Que faire pour que la peur et la culpabilité ne déploient pas leurs litanies ? Comment réagir lorsque l’on réalise soudain que la personne avec laquelle on vit depuis des années vous ment sur son amour, sur son désir ? Pour le sexothérapeute, "le travail doit se faire à deux niveaux : retrouver l'estime de soi et remettre de la confiance et du désir au sein de la relation. Mais parfois, le ressentiment reste longtemps et les couples ont du mal à trouver des espaces de pardon qui soient réels et dynamiques." 

Mentir est une caractéristique si centrale de l’existence que mieux la comprendre éclaire presque toutes les affaires.
Paul Ekman, psychologue américain

Le mieux reste alors d’en parler ouvertement : "Il faut tenter de trouver (ou de retrouver) une possibilité de comprendre ce qui est en jeu dans ce mensonge.

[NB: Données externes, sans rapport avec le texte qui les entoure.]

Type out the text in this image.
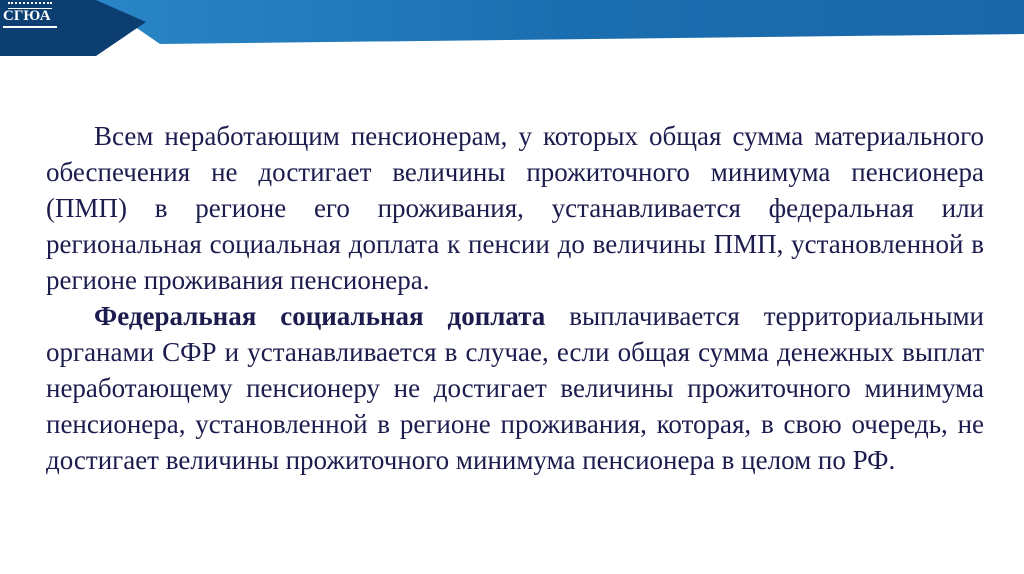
СГЮА

Всем неработающим пенсионерам, у которых общая сумма материального обеспечения не достигает величины прожиточного минимума пенсионера (ПМП) в регионе его проживания, устанавливается федеральная или региональная социальная доплата к пенсии до величины ПМП, установленной в регионе проживания пенсионера.

Федеральная социальная доплата выплачивается территориальными органами СФР и устанавливается в случае, если общая сумма денежных выплат неработающему пенсионеру не достигает величины прожиточного минимума пенсионера, установленной в регионе проживания, которая, в свою очередь, не достигает величины прожиточного минимума пенсионера в целом по РФ.
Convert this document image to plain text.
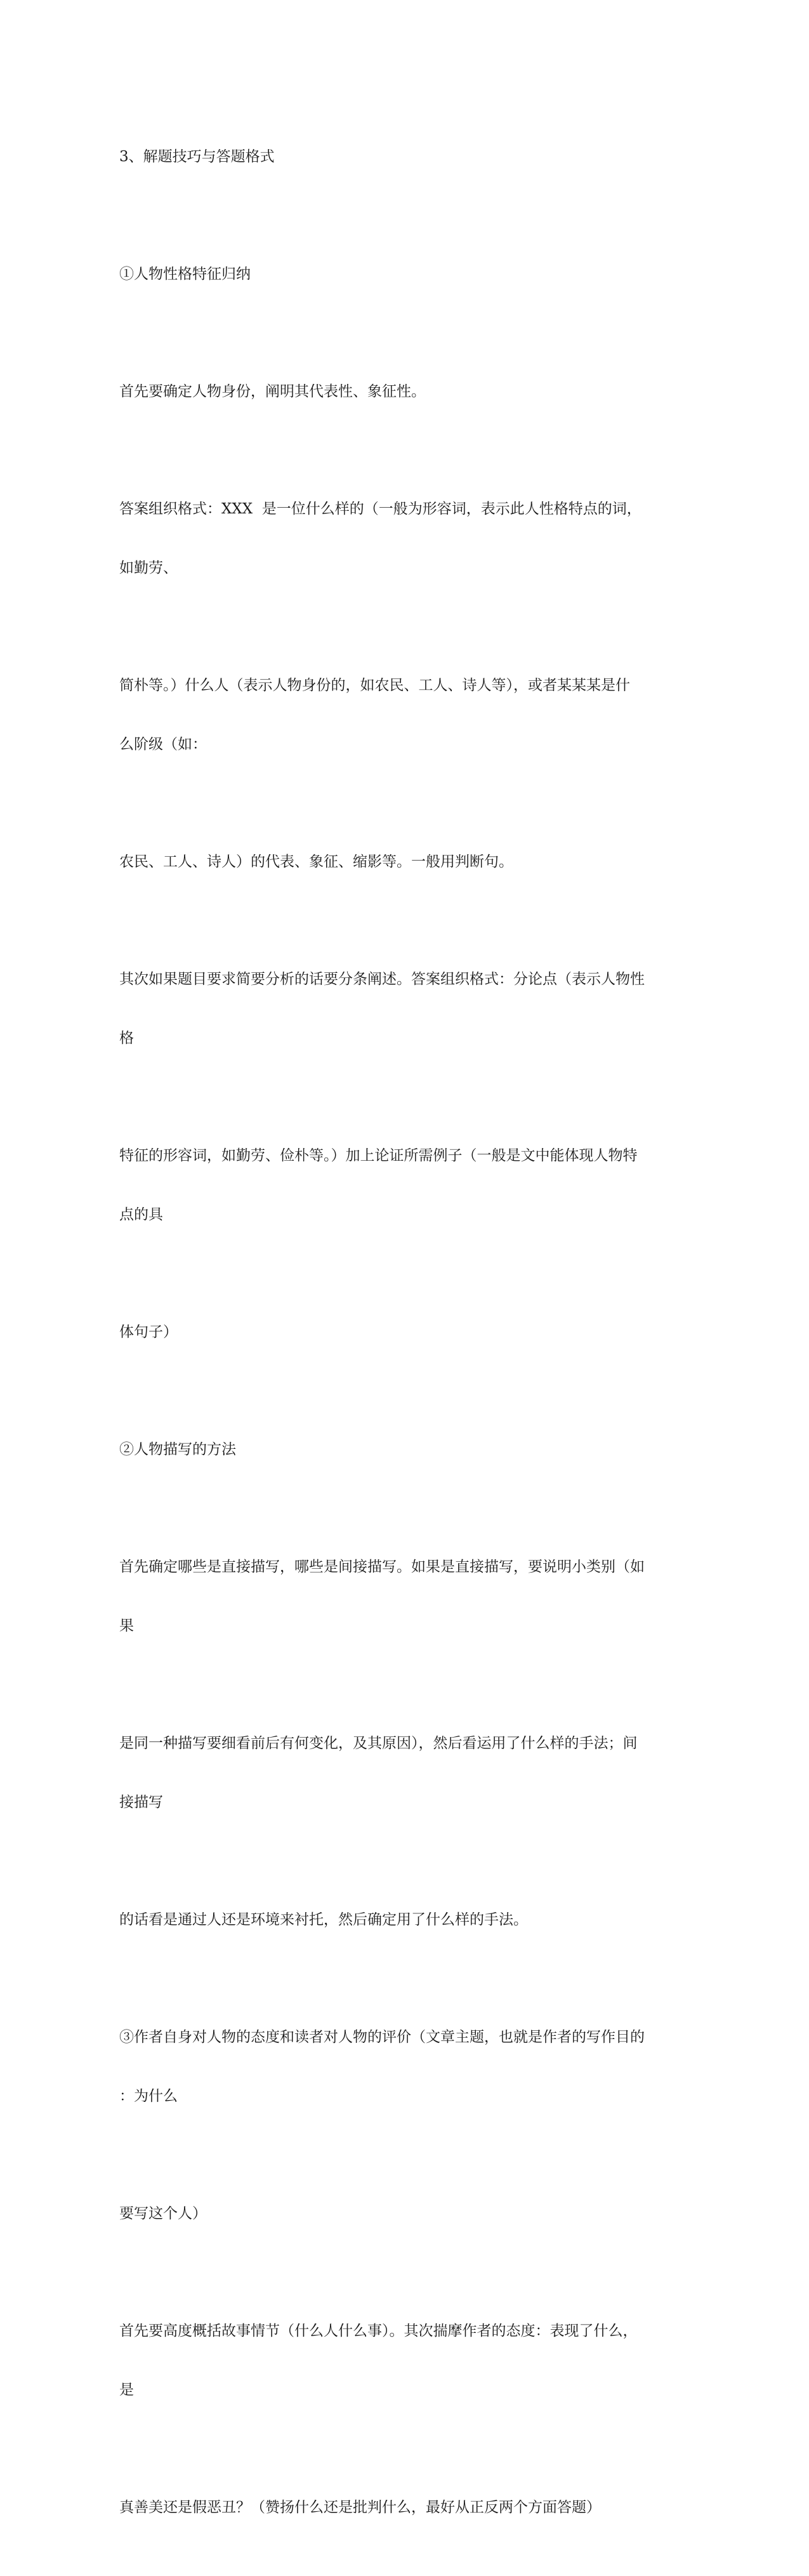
3、解题技巧与答题格式

①人物性格特征归纳

首先要确定人物身份，阐明其代表性、象征性。

答案组织格式：XXX  是一位什么样的（一般为形容词，表示此人性格特点的词，

如勤劳、

简朴等。）什么人（表示人物身份的，如农民、工人、诗人等），或者某某某是什

么阶级（如：

农民、工人、诗人）的代表、象征、缩影等。一般用判断句。

其次如果题目要求简要分析的话要分条阐述。答案组织格式：分论点（表示人物性

格

特征的形容词，如勤劳、俭朴等。）加上论证所需例子（一般是文中能体现人物特

点的具

体句子）

②人物描写的方法

首先确定哪些是直接描写，哪些是间接描写。如果是直接描写，要说明小类别（如

果

是同一种描写要细看前后有何变化，及其原因），然后看运用了什么样的手法；间

接描写

的话看是通过人还是环境来衬托，然后确定用了什么样的手法。

③作者自身对人物的态度和读者对人物的评价（文章主题，也就是作者的写作目的

：为什么

要写这个人）

首先要高度概括故事情节（什么人什么事）。其次揣摩作者的态度：表现了什么，

是

真善美还是假恶丑？（赞扬什么还是批判什么，最好从正反两个方面答题）
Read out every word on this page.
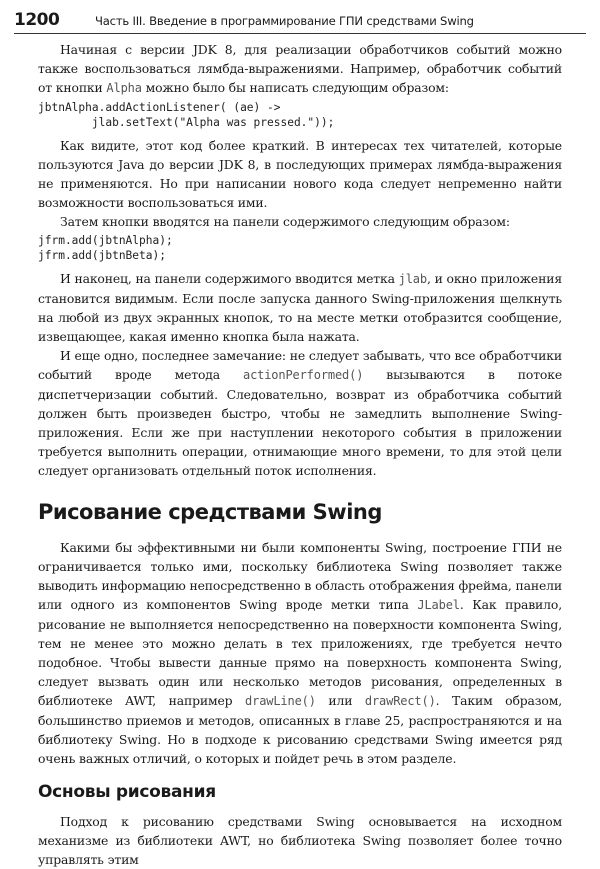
1200	Часть III. Введение в программирование ГПИ средствами Swing

Начиная с версии JDK 8, для реализации обработчиков событий можно также воспользоваться лямбда-выражениями. Например, обработчик событий от кнопки Alpha можно было бы написать следующим образом:

jbtnAlpha.addActionListener( (ae) ->
jlab.setText("Alpha was pressed."));

Как видите, этот код более краткий. В интересах тех читателей, которые пользуются Java до версии JDK 8, в последующих примерах лямбда-выражения не применяются. Но при написании нового кода следует непременно найти возможности воспользоваться ими.

Затем кнопки вводятся на панели содержимого следующим образом:

jfrm.add(jbtnAlpha);
jfrm.add(jbtnBeta);

И наконец, на панели содержимого вводится метка jlab, и окно приложения становится видимым. Если после запуска данного Swing-приложения щелкнуть на любой из двух экранных кнопок, то на месте метки отобразится сообщение, извещающее, какая именно кнопка была нажата.

И еще одно, последнее замечание: не следует забывать, что все обработчики событий вроде метода actionPerformed() вызываются в потоке диспетчеризации событий. Следовательно, возврат из обработчика событий должен быть произведен быстро, чтобы не замедлить выполнение Swing-приложения. Если же при наступлении некоторого события в приложении требуется выполнить операции, отнимающие много времени, то для этой цели следует организовать отдельный поток исполнения.

Рисование средствами Swing

Какими бы эффективными ни были компоненты Swing, построение ГПИ не ограничивается только ими, поскольку библиотека Swing позволяет также выводить информацию непосредственно в область отображения фрейма, панели или одного из компонентов Swing вроде метки типа JLabel. Как правило, рисование не выполняется непосредственно на поверхности компонента Swing, тем не менее это можно делать в тех приложениях, где требуется нечто подобное. Чтобы вывести данные прямо на поверхность компонента Swing, следует вызвать один или несколько методов рисования, определенных в библиотеке AWT, например drawLine() или drawRect(). Таким образом, большинство приемов и методов, описанных в главе 25, распространяются и на библиотеку Swing. Но в подходе к рисованию средствами Swing имеется ряд очень важных отличий, о которых и пойдет речь в этом разделе.

Основы рисования

Подход к рисованию средствами Swing основывается на исходном механизме из библиотеки AWT, но библиотека Swing позволяет более точно управлять этим
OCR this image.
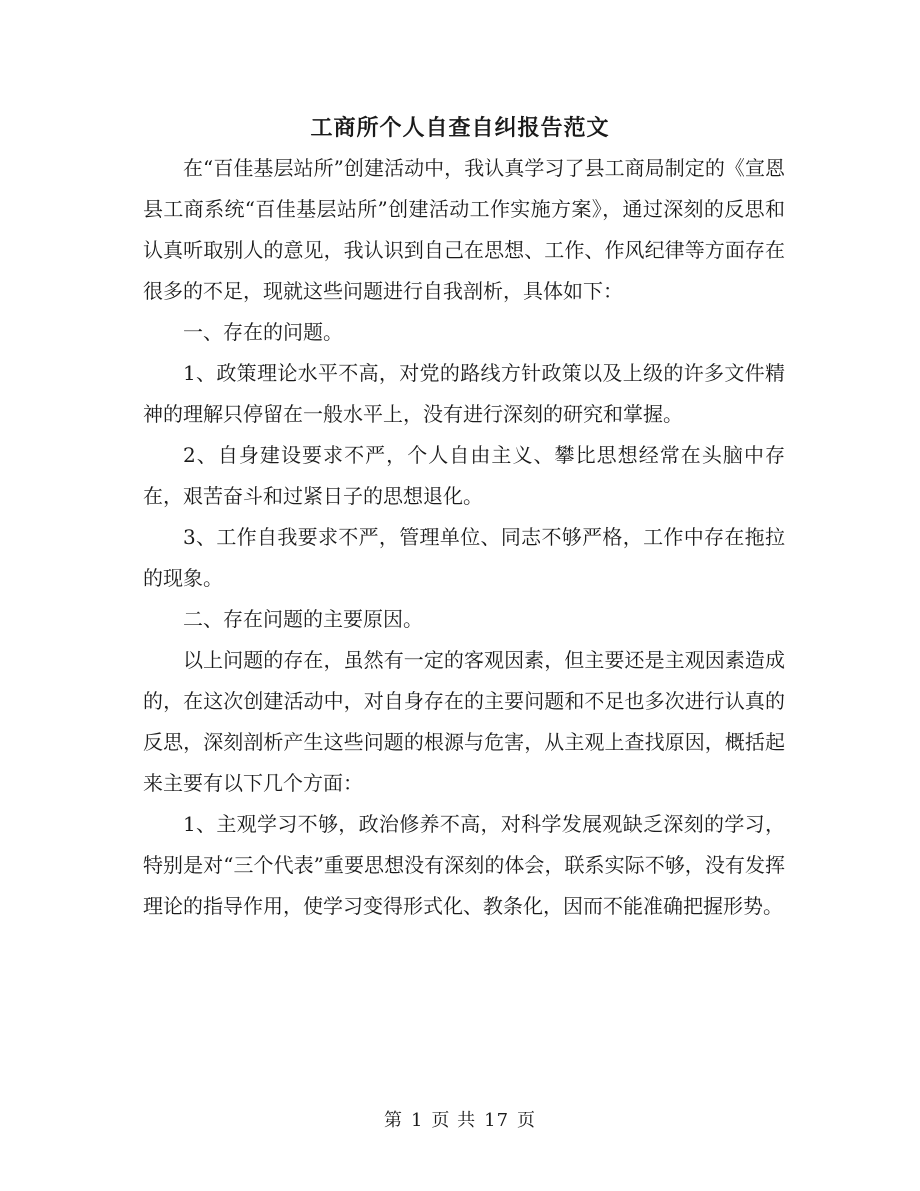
工商所个人自查自纠报告范文

在“百佳基层站所”创建活动中，我认真学习了县工商局制定的《宣恩县工商系统“百佳基层站所”创建活动工作实施方案》，通过深刻的反思和认真听取别人的意见，我认识到自己在思想、工作、作风纪律等方面存在很多的不足，现就这些问题进行自我剖析，具体如下：

一、存在的问题。

1、政策理论水平不高，对党的路线方针政策以及上级的许多文件精神的理解只停留在一般水平上，没有进行深刻的研究和掌握。

2、自身建设要求不严，个人自由主义、攀比思想经常在头脑中存在，艰苦奋斗和过紧日子的思想退化。

3、工作自我要求不严，管理单位、同志不够严格，工作中存在拖拉的现象。

二、存在问题的主要原因。

以上问题的存在，虽然有一定的客观因素，但主要还是主观因素造成的，在这次创建活动中，对自身存在的主要问题和不足也多次进行认真的反思，深刻剖析产生这些问题的根源与危害，从主观上查找原因，概括起来主要有以下几个方面：

1、主观学习不够，政治修养不高，对科学发展观缺乏深刻的学习，特别是对“三个代表”重要思想没有深刻的体会，联系实际不够，没有发挥理论的指导作用，使学习变得形式化、教条化，因而不能准确把握形势。

第 1 页 共 17 页
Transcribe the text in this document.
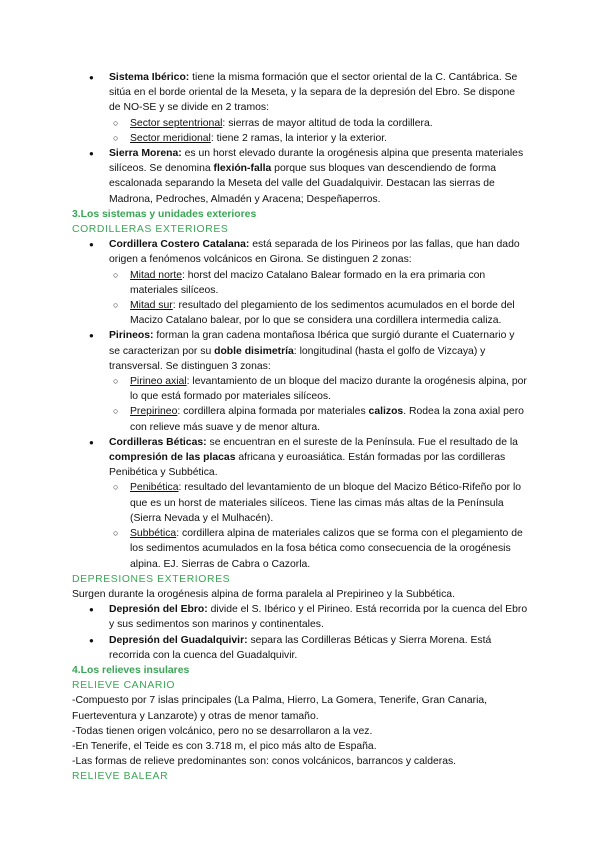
● Sistema Ibérico: tiene la misma formación que el sector oriental de la C. Cantábrica. Se sitúa en el borde oriental de la Meseta, y la separa de la depresión del Ebro. Se dispone de NO-SE y se divide en 2 tramos:
○ Sector septentrional: sierras de mayor altitud de toda la cordillera.
○ Sector meridional: tiene 2 ramas, la interior y la exterior.
● Sierra Morena: es un horst elevado durante la orogénesis alpina que presenta materiales silíceos. Se denomina flexión-falla porque sus bloques van descendiendo de forma escalonada separando la Meseta del valle del Guadalquivir. Destacan las sierras de Madrona, Pedroches, Almadén y Aracena; Despeñaperros.

3.Los sistemas y unidades exteriores

CORDILLERAS EXTERIORES

● Cordillera Costero Catalana: está separada de los Pirineos por las fallas, que han dado origen a fenómenos volcánicos en Girona. Se distinguen 2 zonas:
○ Mitad norte: horst del macizo Catalano Balear formado en la era primaria con materiales silíceos.
○ Mitad sur: resultado del plegamiento de los sedimentos acumulados en el borde del Macizo Catalano balear, por lo que se considera una cordillera intermedia caliza.
● Pirineos: forman la gran cadena montañosa Ibérica que surgió durante el Cuaternario y se caracterizan por su doble disimetría: longitudinal (hasta el golfo de Vizcaya) y transversal. Se distinguen 3 zonas:
○ Pirineo axial: levantamiento de un bloque del macizo durante la orogénesis alpina, por lo que está formado por materiales silíceos.
○ Prepirineo: cordillera alpina formada por materiales calizos. Rodea la zona axial pero con relieve más suave y de menor altura.
● Cordilleras Béticas: se encuentran en el sureste de la Península. Fue el resultado de la compresión de las placas africana y euroasiática. Están formadas por las cordilleras Penibética y Subbética.
○ Penibética: resultado del levantamiento de un bloque del Macizo Bético-Rifeño por lo que es un horst de materiales silíceos. Tiene las cimas más altas de la Península (Sierra Nevada y el Mulhacén).
○ Subbética: cordillera alpina de materiales calizos que se forma con el plegamiento de los sedimentos acumulados en la fosa bética como consecuencia de la orogénesis alpina. EJ. Sierras de Cabra o Cazorla.

DEPRESIONES EXTERIORES

Surgen durante la orogénesis alpina de forma paralela al Prepirineo y la Subbética.

● Depresión del Ebro: divide el S. Ibérico y el Pirineo. Está recorrida por la cuenca del Ebro y sus sedimentos son marinos y continentales.
● Depresión del Guadalquivir: separa las Cordilleras Béticas y Sierra Morena. Está recorrida con la cuenca del Guadalquivir.

4.Los relieves insulares

RELIEVE CANARIO

-Compuesto por 7 islas principales (La Palma, Hierro, La Gomera, Tenerife, Gran Canaria, Fuerteventura y Lanzarote) y otras de menor tamaño.

-Todas tienen origen volcánico, pero no se desarrollaron a la vez.

-En Tenerife, el Teide es con 3.718 m, el pico más alto de España.

-Las formas de relieve predominantes son: conos volcánicos, barrancos y calderas.

RELIEVE BALEAR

Et ne pas hésiter à faire appel à un thérapeute de couple qui sera impartial et pourra aider le couple à mettre du sens. A partir du moment où le mensonge a un sens, qu’il correspond à une difficulté relationnelle reconnue ou qu’il est l’expression d’un malaise profond, on peut refaire confiance." 

Et si, petit ou grand, le mensonge faisait au final plus de mal à celui qui ment qu'à celui à qui on a menti ? : "Mentir n’est pas grave en soi. En revanche, savoir pourquoi l’on ment me semble beaucoup plus efficace et preuve d’une prise en considération réelle des enjeux d’une relation", conclut le sexologue. Plus grave que de mentir à l'autre, il y a se mentir à soi-même donc.